In Österreich, um einmal etwas extrem Positives über dieses Land zu sagen, haben die bisherigen Regierungen in Zunehmendem Ausmaß erkannt, dass Kultur ein Angebot ist, für das der Staat ebenso zu sorgen hat wie für innere Sicherheit, funktionierende Spitäler oder intakte Brücken. Ich kenne kein anderes Land, wo so viele Bühnen subventioniert werden, wo im Sommer in jedem dritten Dorf Theater gespielt wird und es zugleich so viele Festivals gibt. Österreich wird seinem Anspruch, „Kulturnation“ zu sein, wird rundum gerecht und gibt dafür im Wege verwirrender „Förderungen“, die derzeit „auf ihre Notwendigkeit hin“ überprüft werden, viel Geld aus. Ich kann nur hoffen, dass die Verantwortlichen ausnahmsweise begreifen, dass das Streichen kultureller Förderungen, ganz sicher kein Weg ist, der Wirtschaft auf die Beine zu helfen, auch wenn in Kultur investierte Geld, ausgenommen die „Salzburger Festspiele“ und die „Staatsoper“ und „Burg“ fast nur inländisches Geld einbringt, das auch sonst ausgegeben würde, auch wenn eine gewisse Umweg-Rentabilität im Fremdenverkehr hinzutritt.

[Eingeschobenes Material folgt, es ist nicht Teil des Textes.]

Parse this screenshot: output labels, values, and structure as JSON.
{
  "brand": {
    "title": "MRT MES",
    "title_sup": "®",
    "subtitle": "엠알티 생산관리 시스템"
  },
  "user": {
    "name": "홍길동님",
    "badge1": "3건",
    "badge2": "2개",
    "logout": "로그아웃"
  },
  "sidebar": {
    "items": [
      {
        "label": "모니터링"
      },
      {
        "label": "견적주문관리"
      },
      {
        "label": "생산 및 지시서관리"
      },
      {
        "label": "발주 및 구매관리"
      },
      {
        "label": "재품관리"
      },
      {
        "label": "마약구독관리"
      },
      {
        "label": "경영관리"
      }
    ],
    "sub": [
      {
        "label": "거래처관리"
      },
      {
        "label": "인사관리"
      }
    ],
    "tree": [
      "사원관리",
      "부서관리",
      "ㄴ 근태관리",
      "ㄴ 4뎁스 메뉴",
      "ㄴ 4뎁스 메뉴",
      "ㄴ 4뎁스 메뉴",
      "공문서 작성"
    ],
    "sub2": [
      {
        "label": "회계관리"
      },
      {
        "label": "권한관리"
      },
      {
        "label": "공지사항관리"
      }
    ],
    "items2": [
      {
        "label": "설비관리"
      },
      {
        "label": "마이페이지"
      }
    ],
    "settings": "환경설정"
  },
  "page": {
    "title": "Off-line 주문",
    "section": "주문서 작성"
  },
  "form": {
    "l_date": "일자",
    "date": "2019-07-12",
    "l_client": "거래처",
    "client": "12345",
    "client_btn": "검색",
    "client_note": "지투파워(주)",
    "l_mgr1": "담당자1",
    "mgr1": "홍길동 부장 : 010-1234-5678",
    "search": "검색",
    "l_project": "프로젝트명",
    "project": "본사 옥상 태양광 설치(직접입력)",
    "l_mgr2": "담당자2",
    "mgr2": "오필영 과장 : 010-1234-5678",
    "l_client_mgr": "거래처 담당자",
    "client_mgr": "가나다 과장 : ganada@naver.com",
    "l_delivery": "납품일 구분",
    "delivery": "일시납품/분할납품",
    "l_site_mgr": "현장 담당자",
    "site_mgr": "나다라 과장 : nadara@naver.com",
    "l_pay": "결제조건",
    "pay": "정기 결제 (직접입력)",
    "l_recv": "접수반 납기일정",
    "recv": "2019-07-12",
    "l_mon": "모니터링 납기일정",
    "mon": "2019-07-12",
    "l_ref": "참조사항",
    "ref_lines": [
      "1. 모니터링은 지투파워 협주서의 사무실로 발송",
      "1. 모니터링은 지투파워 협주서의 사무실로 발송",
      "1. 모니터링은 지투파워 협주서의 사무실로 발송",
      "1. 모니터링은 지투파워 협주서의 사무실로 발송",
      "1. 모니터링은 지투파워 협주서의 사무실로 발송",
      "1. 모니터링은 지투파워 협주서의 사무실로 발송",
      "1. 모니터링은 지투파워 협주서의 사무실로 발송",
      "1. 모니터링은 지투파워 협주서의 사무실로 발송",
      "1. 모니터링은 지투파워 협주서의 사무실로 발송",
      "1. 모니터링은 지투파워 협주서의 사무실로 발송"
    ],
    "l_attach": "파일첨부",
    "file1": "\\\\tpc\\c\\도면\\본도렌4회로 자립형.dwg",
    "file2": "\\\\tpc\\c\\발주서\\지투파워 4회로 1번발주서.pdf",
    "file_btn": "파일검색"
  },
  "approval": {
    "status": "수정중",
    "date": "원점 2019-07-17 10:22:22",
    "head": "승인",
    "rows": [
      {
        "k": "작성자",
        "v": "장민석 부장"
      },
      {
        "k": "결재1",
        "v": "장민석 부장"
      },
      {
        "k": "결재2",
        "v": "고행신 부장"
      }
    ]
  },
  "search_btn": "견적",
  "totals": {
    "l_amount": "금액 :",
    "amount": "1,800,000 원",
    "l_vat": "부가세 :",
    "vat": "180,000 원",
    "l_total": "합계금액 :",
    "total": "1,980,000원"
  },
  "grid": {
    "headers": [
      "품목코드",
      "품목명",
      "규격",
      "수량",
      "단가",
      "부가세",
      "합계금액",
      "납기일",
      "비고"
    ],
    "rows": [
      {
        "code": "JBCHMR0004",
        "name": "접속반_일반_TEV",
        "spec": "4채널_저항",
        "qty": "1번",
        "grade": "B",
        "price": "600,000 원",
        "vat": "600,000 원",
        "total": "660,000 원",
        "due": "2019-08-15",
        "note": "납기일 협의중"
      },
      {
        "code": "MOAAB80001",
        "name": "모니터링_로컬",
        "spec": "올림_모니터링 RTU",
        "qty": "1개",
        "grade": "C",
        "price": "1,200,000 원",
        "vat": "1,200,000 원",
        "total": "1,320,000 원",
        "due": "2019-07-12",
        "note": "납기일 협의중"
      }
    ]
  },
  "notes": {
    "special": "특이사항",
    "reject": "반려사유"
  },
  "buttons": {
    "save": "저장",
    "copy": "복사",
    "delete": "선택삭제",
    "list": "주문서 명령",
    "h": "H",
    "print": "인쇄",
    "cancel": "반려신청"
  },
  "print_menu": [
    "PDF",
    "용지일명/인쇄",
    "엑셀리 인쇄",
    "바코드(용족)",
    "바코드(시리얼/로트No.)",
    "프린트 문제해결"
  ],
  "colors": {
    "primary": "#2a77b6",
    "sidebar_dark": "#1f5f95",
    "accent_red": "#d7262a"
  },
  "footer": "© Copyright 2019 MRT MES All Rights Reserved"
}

Was dieses Geld dennoch bringt ist Freude und ist Befassung mit Kunst als schöpferischem Akt. Dazu sollte man wissen, dass der schöpferische Akt des Künstlers dem schöpferischen Akt des Wissenschaftlers in höchstem Maße ähnelt: Wagemut, Phantasie und Innovation sind die wichtigsten Qualitäten für große Kunst wie große Wissenschaft. An der Wissenschaft aber hängt der Fortschritt der Technik, die letztlich entscheidend für den Fortschritt der Wirtschaft ist,
Einer der besten und produktivsten Physiker der Welt, der Altösterreicher Leo Szillard (er zeichnete für den Einstein-Szillard -Kühlschrank, das Elektronenmikroskop und die Nutzung der Kernenergie verantwortlich, und war zugleich einer der Heroen der Friedensbewegung, weil er von der US-Regierung -leider vergeblich- gefordert hatte, einen militärischen Gegner zuerst einmal dem Abwurf einer Atombombe in einer unbewohnten Wüste beizuwohnen, ehe man sie wirklich einsetzt) meinte mir gegenüber über einen uns gemeinsam bekannten Durchschnittsphysiker: „Zu einem wirklich großen Physiker fehlen ihm Intuition und Phantasie „. Alle großen Physiker, die ich kannte, bestätigen das. Österreichs größten wirtschaftlichen Erfolg, das LD-Verfahren zur Herstellung hochwertigen Stahls verdankt es sechs physikalisch begabten Ingenieuren, die vor allem eines hatten: Phantasie und Intuition.